Dynamic Web Scraper Using Crew AI and Ollama

Introduction

This application serves as a dynamic web scraper designed to efficiently extract data from websites using Crew ai and Ollama Locally Hosted Models.It leverages the capabilities of the Ollama model, which is an alternative to OpenAI's GPT-4.

The choice to use Ollama over GPT-4 is primarily due to cost-effectiveness, as Ollama provides a more affordable solution while still delivering powerful natural language processing and understanding capabilities.

The application is built with flexibility in mind, allowing users to specify the type of data they wish to extract, and it is equipped to handle pagination for comprehensive data collection.

Tools

This web scraper is built using a combination of Python libraries and frameworks, each contributing to different aspects of the application:

  • LangChain: Provide tools for integrating large language models (LLMs) like Ollama into applications, as well as utilities for text splitting and HTML-to-text transformation.
  • CrewAI: Facilitates the creation of agents and tasks, enabling a structured approach to web scraping and data extraction.
  • Requests: A popular HTTP library for Python, used to send HTTP requests and interact with web pages.
  • BeautifulSoup: A Python library for parsing HTML and XML documents, used for web scraping and extracting data from web pages.
  • Dotenv: A Python library that allows the application to load environment variables from a .env file, keeping sensitive information like API keys secure.
  • Urllib: A Python module used for URL handling, helping to parse and construct URLs.
  • JSON: A lightweight data interchange format, used for storing and exchanging the extracted data.
  • Re: The Python module for working with regular expressions, which helps in identifying patterns in text, such as pagination links.

How It Works

The application operates in several stages:

  1. User Input: The user is prompted to enter a list of properties they wish to extract from the target website, which is then used to create a JSON schema.
  2. Web Scraping: The application asks the user for the URL of the website they want to scrape. It then uses the BeautifulSoup library to navigate the HTML content and extract the text.
  3. Data Extraction: The extracted text is passed to an extraction agent powered by the Ollama model, which processes the text and extracts the relevant data based on the provided schema.
  4. Pagination Handling: If pagination is enabled, the application will automatically find the 'Next' link on the page and continue scraping subsequent pages until no further pages are found.
  5. Data Storage: The extracted data is saved in a JSON file for later use or analysis.

Example/Demo

Here's a brief demonstration of how the application works:

  1. The user inputs the properties they want to extract, such as "type_of_property_listed, location_of_property_listed, size_of_property_listed,price_of_property_listed, purpose_of_property_listed".
  2. They then provide the URL of the OLX or Zameen listing page they wish to scrape such as "https://www.zameen.com/Homes/Islamabad-3-1.html".
  3. The web scraper agent begins its task, scraping the website content and passing the data to the extraction agent.
  4. The extraction agent processes the content, extracting information matching the user-defined schema.
  5. The extracted data is appended to a JSON file named zameen_scraped_data.json.

How to Start

To run the application, follow these steps:

  1. Ensure you have Python installed on your system.
  2. Clone the repository to your local machine.
  3. Install the required dependencies by running pip install -r requirements.txt.
  4. Create a .env file in the root directory and define the MODEL_NAME and PAGINATION and FILE_NAME environment variables.
  5. Run the application by executing python scraper.py in your terminal.
  6. Follow the on-screen prompts to input the properties and URL for scraping.

Setting Up Ollama

  • Install Ollama: Ensure that Ollama is properly installed in your environment.

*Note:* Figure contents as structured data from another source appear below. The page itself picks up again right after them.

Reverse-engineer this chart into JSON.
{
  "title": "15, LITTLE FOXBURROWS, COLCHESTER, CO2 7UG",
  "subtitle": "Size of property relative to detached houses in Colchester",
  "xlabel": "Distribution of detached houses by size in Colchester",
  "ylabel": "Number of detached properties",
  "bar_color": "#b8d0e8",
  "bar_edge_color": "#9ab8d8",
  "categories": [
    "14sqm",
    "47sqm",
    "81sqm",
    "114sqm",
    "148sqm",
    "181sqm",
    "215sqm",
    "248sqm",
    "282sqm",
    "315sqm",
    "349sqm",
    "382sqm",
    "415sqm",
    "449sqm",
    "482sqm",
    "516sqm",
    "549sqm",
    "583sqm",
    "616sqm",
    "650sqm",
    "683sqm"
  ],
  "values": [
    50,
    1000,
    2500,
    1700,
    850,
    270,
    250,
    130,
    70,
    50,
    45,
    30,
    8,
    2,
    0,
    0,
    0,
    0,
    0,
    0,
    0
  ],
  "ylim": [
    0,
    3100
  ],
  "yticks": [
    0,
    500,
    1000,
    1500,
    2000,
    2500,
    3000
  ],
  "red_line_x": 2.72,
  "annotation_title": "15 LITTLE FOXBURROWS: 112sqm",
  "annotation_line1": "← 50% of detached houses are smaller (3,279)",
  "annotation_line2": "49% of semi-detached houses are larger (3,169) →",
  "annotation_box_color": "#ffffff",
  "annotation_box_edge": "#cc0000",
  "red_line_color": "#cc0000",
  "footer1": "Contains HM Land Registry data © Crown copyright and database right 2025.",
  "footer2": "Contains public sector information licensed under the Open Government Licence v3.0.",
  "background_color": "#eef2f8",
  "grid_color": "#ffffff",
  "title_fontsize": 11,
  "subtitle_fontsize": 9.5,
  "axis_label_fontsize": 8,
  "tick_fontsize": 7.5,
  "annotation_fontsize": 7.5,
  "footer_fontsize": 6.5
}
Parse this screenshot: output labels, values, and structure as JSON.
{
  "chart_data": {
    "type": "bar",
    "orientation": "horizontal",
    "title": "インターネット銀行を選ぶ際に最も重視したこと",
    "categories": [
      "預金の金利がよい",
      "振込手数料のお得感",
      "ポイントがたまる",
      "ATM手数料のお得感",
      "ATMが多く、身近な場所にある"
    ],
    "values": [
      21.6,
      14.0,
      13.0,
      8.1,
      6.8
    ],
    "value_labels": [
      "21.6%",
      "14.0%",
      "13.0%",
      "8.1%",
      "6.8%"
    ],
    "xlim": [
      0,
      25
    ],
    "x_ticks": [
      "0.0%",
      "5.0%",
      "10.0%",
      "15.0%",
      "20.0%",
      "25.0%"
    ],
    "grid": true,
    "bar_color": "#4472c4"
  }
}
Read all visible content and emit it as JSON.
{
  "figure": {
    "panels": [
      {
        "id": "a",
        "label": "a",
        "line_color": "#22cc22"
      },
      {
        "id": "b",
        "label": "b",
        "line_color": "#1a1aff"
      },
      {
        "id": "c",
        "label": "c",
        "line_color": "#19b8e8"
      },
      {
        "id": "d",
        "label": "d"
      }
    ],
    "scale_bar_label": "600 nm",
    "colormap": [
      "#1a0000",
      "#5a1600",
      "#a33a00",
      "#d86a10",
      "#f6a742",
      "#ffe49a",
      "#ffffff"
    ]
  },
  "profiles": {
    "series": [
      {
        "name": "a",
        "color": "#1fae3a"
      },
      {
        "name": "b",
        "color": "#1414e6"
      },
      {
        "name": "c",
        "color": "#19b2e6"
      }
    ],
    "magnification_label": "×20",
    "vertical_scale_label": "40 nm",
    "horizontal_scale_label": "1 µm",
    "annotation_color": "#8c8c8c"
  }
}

Follow the installation guide provided by Ollama for detailed instructions.

Integrating Ollama with CrewAI

  • Instantiate Ollama Model: Create an instance of the Ollama model. You can specify the model and the base URL during instantiation. For example:
from langchain.llms import Ollama
ollama_openhermes = Ollama(model="agent")
# Pass Ollama Model to Agents: When creating your agents within the CrewAI framework, you can pass the Ollama model as an argument to the Agent constructor. For instance:

def local_expert(self):
	return Agent(
		role='Local Expert at this city',
		goal='Provide the BEST insights about the selected city',
		backstory="""A knowledgeable local guide with extensive information
		about the city, it's attractions and customs""",
		tools=[
			SearchTools.search_internet,
			BrowserTools.scrape_and_summarize_website,
		],
		llm=ollama_openhermes, # Ollama model passed here
		verbose=True
	)

Advantages of Using Local Models

  • Privacy: Local models allow processing of data within your own infrastructure, ensuring data privacy.
  • Customization: You can customize the model to better suit the specific needs of your tasks.
  • Performance: Depending on your setup, local models can offer performance benefits, especially in terms of latency.

Before running the application, make sure you have read and understood the terms of service of the website you intend to scrape, as web scraping may not be allowed on some websites without permission.